Kayashima (萱島駅): De la croissance des gares


Depuis des années, il ne bouge pas. Les gens tambourinent leurs pieds autour de lui, fourmilière bien rodée. L’attente reste la meilleure option ici.

Observer et attendre. Attendre et observer.

Jusqu’à ce que le vent l’oblige à bouger. Un rythme s’empare alors de lui, il s’agite, il danse, une progression de mouvements pour démontrer son agacement ou son enthousiasme; dévoiler un sourire, malgré les tablettes qui le surplombent, malgré ce lieu qu’il habite, malgré la vitre qui entoure son collet, le soleil, l’horloge et les appels de départs qui résonnent. Il garde la tête bien haute, au-dessus de tout ce qui foisonne, tout ce qui se brise. Tant d’années à vouloir grimper plus haut, il n’arrive de nulle part et n’ira pas ailleurs. Il stagne là. Il stagne à défaut d’être, à défaut d’animer une silhouette autre.

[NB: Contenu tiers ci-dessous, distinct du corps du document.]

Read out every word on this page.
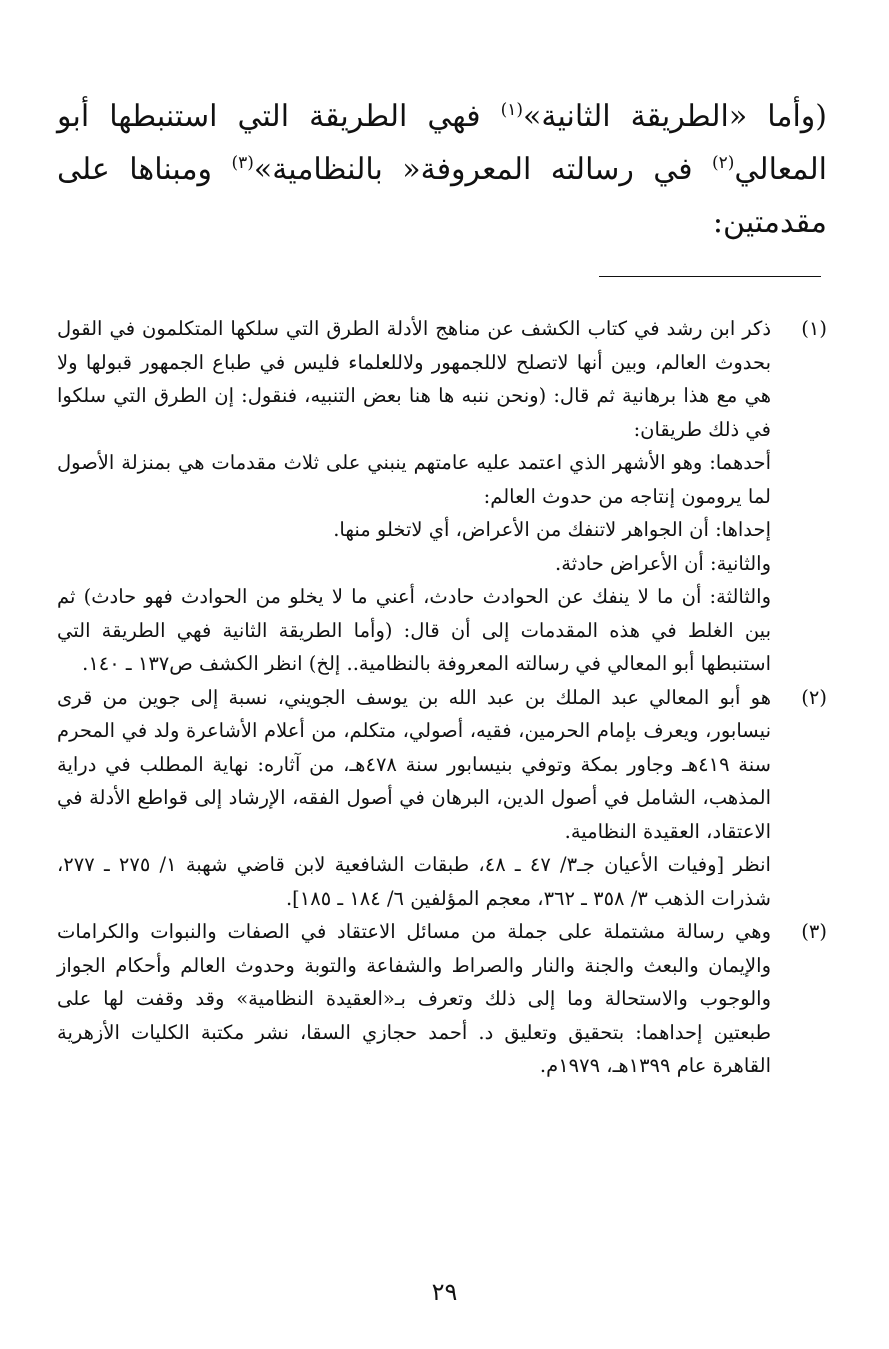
(وأما «الطريقة الثانية»$^{(١)}$ فهي الطريقة التي استنبطها أبو المعالي$^{(٢)}$ في رسالته المعروفة« بالنظامية»$^{(٣)}$ ومبناها على مقدمتين:
(١)
ذكر ابن رشد في كتاب الكشف عن مناهج الأدلة الطرق التي سلكها المتكلمون في القول بحدوث العالم، وبين أنها لاتصلح لاللجمهور ولاللعلماء فليس في طباع الجمهور قبولها ولا هي مع هذا برهانية ثم قال: (ونحن ننبه ها هنا بعض التنبيه، فنقول: إن الطرق التي سلكوا في ذلك طريقان:
أحدهما: وهو الأشهر الذي اعتمد عليه عامتهم ينبني على ثلاث مقدمات هي بمنزلة الأصول لما يرومون إنتاجه من حدوث العالم:
إحداها: أن الجواهر لاتنفك من الأعراض، أي لاتخلو منها.
والثانية: أن الأعراض حادثة.
والثالثة: أن ما لا ينفك عن الحوادث حادث، أعني ما لا يخلو من الحوادث فهو حادث) ثم بين الغلط في هذه المقدمات إلى أن قال: (وأما الطريقة الثانية فهي الطريقة التي استنبطها أبو المعالي في رسالته المعروفة بالنظامية.. إلخ) انظر الكشف ص١٣٧ ـ ١٤٠.
(٢)
هو أبو المعالي عبد الملك بن عبد الله بن يوسف الجويني، نسبة إلى جوين من قرى نيسابور، ويعرف بإمام الحرمين، فقيه، أصولي، متكلم، من أعلام الأشاعرة ولد في المحرم سنة ٤١٩هـ وجاور بمكة وتوفي بنيسابور سنة ٤٧٨هـ، من آثاره: نهاية المطلب في دراية المذهب، الشامل في أصول الدين، البرهان في أصول الفقه، الإرشاد إلى قواطع الأدلة في الاعتقاد، العقيدة النظامية.
انظر [وفيات الأعيان جـ٣/ ٤٧ ـ ٤٨، طبقات الشافعية لابن قاضي شهبة ١/ ٢٧٥ ـ ٢٧٧، شذرات الذهب ٣/ ٣٥٨ ـ ٣٦٢، معجم المؤلفين ٦/ ١٨٤ ـ ١٨٥].
(٣)
وهي رسالة مشتملة على جملة من مسائل الاعتقاد في الصفات والنبوات والكرامات والإيمان والبعث والجنة والنار والصراط والشفاعة والتوبة وحدوث العالم وأحكام الجواز والوجوب والاستحالة وما إلى ذلك وتعرف بـ«العقيدة النظامية» وقد وقفت لها على طبعتين إحداهما: بتحقيق وتعليق د. أحمد حجازي السقا، نشر مكتبة الكليات الأزهرية القاهرة عام ١٣٩٩هـ، ١٩٧٩م.
٢٩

Contracter ses désirs en lui pour se propulser vers le ciel, mais il n’est pas à l’aéroport. Il s’est enraciné dans une gare. Il est soupiré par la terre un peu plus chaque jour. Bourgeonnement. Il se répète en ramification pour s’entourer de branches, les faire craquer, les laisser toucher au sol, s’abandonner en morceaux et toujours se taire. 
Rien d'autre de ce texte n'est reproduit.